40sin(30) + n - (9.8 x 20) = 0
20 + n - 196 = 0
n = 176 N
For b, I used the formula w = F sin (theta) (delta x) and got
w = (35) sin (30) (10) = 175 J
For c, I used friction = n (uk) where n = mg - F(app)sin(theta)
(9.8)(20) - 40 sin (30)
196 -20 = 176 (.150) = 26.4 J
I need help with starting d, also. Thnks
2007-10-11 17:11:48 · 4 answers · asked by redblitz528 1 in Science & Mathematics ➔ Physics
Hey, I havnt taken physics in a while, but I'm working on my masters in biochem, and i had minor in math in my undergrad, so I should be able to help a little.
a) The normal force is just the weight of the object - the weight she is pulling up with. So yup, you did it right!
b) Ok, I'm not positive, but I think its talking about Horizontal force, cause its not moving up and down, so you need to use cos instead of sin. This gives you an answer closer to 346 J. Not sure tho.
c) Im pretty sure you did this one completely wrong, but again, not sure. You're right up to where you get 26.4 as an answer, but that would be in Newtons, not Joules. You just discovered the Force of friction acting against motion. So thats a constant force acting over the 10m the suitcase was displaced.
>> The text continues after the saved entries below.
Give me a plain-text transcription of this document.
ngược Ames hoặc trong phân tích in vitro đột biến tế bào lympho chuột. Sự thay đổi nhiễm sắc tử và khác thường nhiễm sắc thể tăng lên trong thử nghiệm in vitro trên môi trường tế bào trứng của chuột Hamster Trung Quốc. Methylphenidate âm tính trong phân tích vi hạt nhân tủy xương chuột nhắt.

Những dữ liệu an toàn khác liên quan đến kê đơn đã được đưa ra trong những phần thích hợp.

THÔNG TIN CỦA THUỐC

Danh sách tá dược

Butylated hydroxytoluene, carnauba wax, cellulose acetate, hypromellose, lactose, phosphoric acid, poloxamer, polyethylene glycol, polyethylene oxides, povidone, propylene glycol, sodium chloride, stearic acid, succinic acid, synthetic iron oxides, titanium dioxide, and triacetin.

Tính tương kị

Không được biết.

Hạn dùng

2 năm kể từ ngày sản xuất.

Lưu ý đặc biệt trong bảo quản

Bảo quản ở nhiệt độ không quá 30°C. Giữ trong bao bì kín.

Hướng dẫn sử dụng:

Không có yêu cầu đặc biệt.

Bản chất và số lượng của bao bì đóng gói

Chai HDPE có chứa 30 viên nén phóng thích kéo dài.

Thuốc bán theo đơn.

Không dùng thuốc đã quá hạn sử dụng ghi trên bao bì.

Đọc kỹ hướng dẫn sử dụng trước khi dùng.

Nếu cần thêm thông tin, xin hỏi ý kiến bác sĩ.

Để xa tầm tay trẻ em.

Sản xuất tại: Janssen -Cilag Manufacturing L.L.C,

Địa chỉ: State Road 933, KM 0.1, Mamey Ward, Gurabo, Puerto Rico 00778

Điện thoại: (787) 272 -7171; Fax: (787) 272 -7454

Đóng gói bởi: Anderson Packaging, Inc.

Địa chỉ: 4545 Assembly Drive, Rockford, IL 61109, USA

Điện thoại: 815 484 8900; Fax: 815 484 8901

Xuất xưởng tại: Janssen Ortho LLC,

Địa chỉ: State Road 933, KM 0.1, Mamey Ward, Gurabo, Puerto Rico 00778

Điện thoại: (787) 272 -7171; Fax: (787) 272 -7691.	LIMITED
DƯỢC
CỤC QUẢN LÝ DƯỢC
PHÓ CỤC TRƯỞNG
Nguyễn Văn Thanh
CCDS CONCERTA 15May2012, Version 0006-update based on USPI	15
So, as you correctly stated in b) w = F sin (theta) (delta x), where theta would be 0 because its being dragged along the ground, deltax = 10 and F is the 26.4N. So the work done by friction is 10 x 26.4 = 264J
d) You can use either kinematics, or kinetic energy formulations, so KE = 1/2mv^2, or
V(final) = V(initial) + 2a(delta(x))
AND F=ma, so a=F/m, which turns the above into:
V^2(final) = V^2(initial) + [2F(delta(x))] / m
either way,
(346 - 264) = 1/2(20kg)(v^2) (gotta subtract energy lost to friction from the total energy of the object)
82 = 10v^2
v^2=8.2
v = 2.86m/s
OR
v^2 = 0 + [(2)(34.6 - 26.4)(10)] / 20
v^2 = 8.2
v = 2.86m/s
Use whichever one (or both) you feel like:) Hope this helps!
2007-10-11 17:53:28 · answer #1 · answered by Anonymous · 0⤊ 0⤋
I am not going to check your previous answers, but d is actually pretty easy.
The Kinetic Energy is your answer to b) minus your answer to c).
KE=1/2 mv^2.
Solve for V.
2007-10-12 00:25:02 · answer #2 · answered by Frst Grade Rocks! Ω 7 · 0⤊ 0⤋
I think(key word)
Take the work by pulling force - friction force work
---------------------- 175J-26.4J=148.6J
then work that backwards in the w=Fsin(theta)(delta x) equation to find a new force value. use this new force/mass to find acceleration. and lastly v^2=2ax
not sure, but it seems to make sense...
2007-10-12 00:23:50 · answer #3 · answered by goals919 1 · 0⤊ 0⤋
I tried. Email my buddy ..me first. He has a b.s. in this and helped me through it. He loves it.
2007-10-12 00:18:06 · answer #4 · answered by Anonymous · 0⤊ 1⤋